Background: Although the use of the expanded myocutaneous flap has many advantages, the time course is prolonged. The net gain in surface area during acute expansion is insufficient. In this study, botulinum toxin type A was applied to shorten the flap expansion period while obtaining an adequate surface area that would meet surgical requirements.
Methods: Seven minipigs were used for the authors’ experiments. Two sides of the dorsolumbar section in each pig were divided randomly into the botulinum toxin type A–treated and the saline-treated groups. Two 200-ml expanders were implanted in the submuscular pocket. Inflation began 2 weeks later, and the period of expansion was observed in a double-blind manner. Two weeks after the final inflation, the expansion area was measured, and a 10 × 6-cm myocutaneous flap was elevated and sutured in situ, and the contraction of the myocutaneous flap was observed.

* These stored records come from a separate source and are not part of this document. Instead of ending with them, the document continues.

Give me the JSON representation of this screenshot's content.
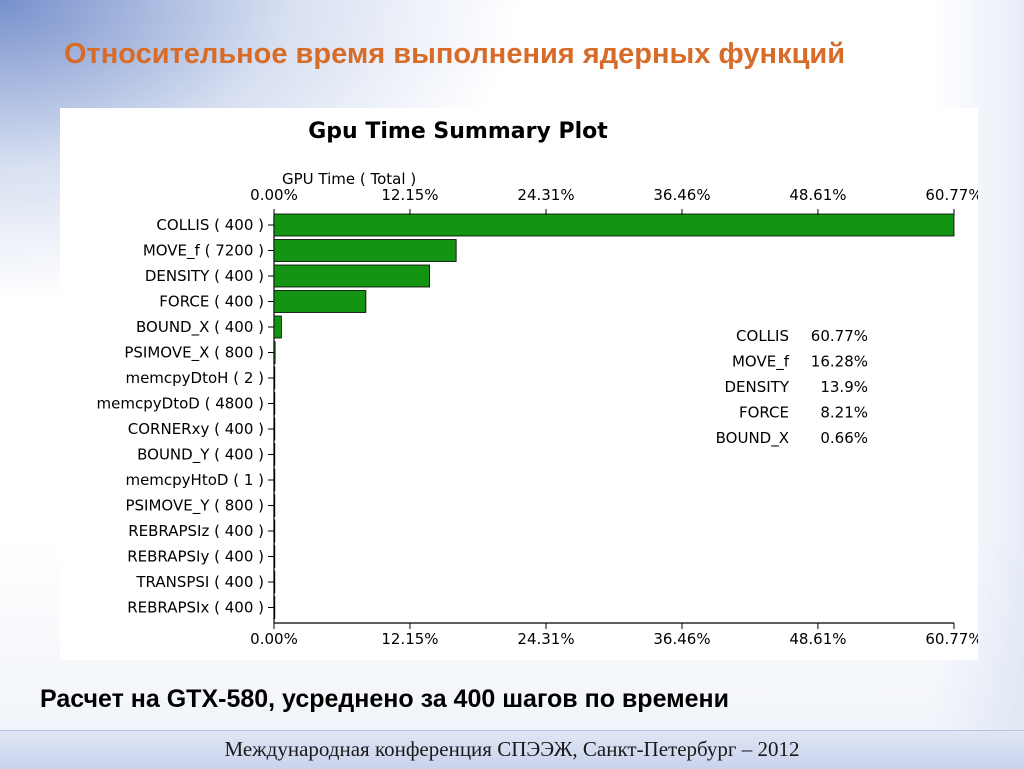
{
  "slide": {
    "title": "Относительное время выполнения ядерных функций",
    "caption": "Расчет на GTX-580, усреднено за 400 шагов по времени",
    "footer": "Международная конференция СПЭЭЖ, Санкт-Петербург – 2012"
  },
  "chart_data": {
    "type": "bar",
    "orientation": "horizontal",
    "title": "Gpu Time Summary Plot",
    "xlabel": "GPU Time ( Total )",
    "ylabel": "",
    "xlim": [
      0,
      60.77
    ],
    "x_ticks": [
      "0.00%",
      "12.15%",
      "24.31%",
      "36.46%",
      "48.61%",
      "60.77%"
    ],
    "x_tick_values": [
      0,
      12.15,
      24.31,
      36.46,
      48.61,
      60.77
    ],
    "bar_color": "#139413",
    "categories": [
      "COLLIS ( 400 )",
      "MOVE_f ( 7200 )",
      "DENSITY ( 400 )",
      "FORCE ( 400 )",
      "BOUND_X ( 400 )",
      "PSIMOVE_X ( 800 )",
      "memcpyDtoH ( 2 )",
      "memcpyDtoD ( 4800 )",
      "CORNERxy ( 400 )",
      "BOUND_Y ( 400 )",
      "memcpyHtoD ( 1 )",
      "PSIMOVE_Y ( 800 )",
      "REBRAPSIz ( 400 )",
      "REBRAPSIy ( 400 )",
      "TRANSPSI ( 400 )",
      "REBRAPSIx ( 400 )"
    ],
    "values": [
      60.77,
      16.28,
      13.9,
      8.21,
      0.66,
      0.1,
      0.05,
      0.05,
      0.05,
      0.05,
      0.03,
      0.03,
      0.03,
      0.03,
      0.03,
      0.03
    ],
    "legend": [
      {
        "name": "COLLIS",
        "value": "60.77%"
      },
      {
        "name": "MOVE_f",
        "value": "16.28%"
      },
      {
        "name": "DENSITY",
        "value": "13.9%"
      },
      {
        "name": "FORCE",
        "value": "8.21%"
      },
      {
        "name": "BOUND_X",
        "value": "0.66%"
      }
    ],
    "legend_position": "right-middle",
    "grid": false
  }
}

Results: Botulinum toxin type A shortened the expansion time by 17 days (p < 0.001). The average increment of effective expansion area (p = 0.009) and the average recruitment area (p = 0.001) in the botulinum toxin type A–treated group were significantly higher than in the saline-treated group. Moreover, contraction in axial length and width of the botulinum toxin type A–treated group was lower than that of the saline-treated group at each time point following transposition (p < 0.001).
Conclusions: Botulinum toxin type A could decrease the resistance to myocutaneous flap expansion, speed up the inflation, increase the expansion area, and reduce the contraction of the myocutaneous flap. It is a safe and convenient method with which to assist myocutaneous flap expansion.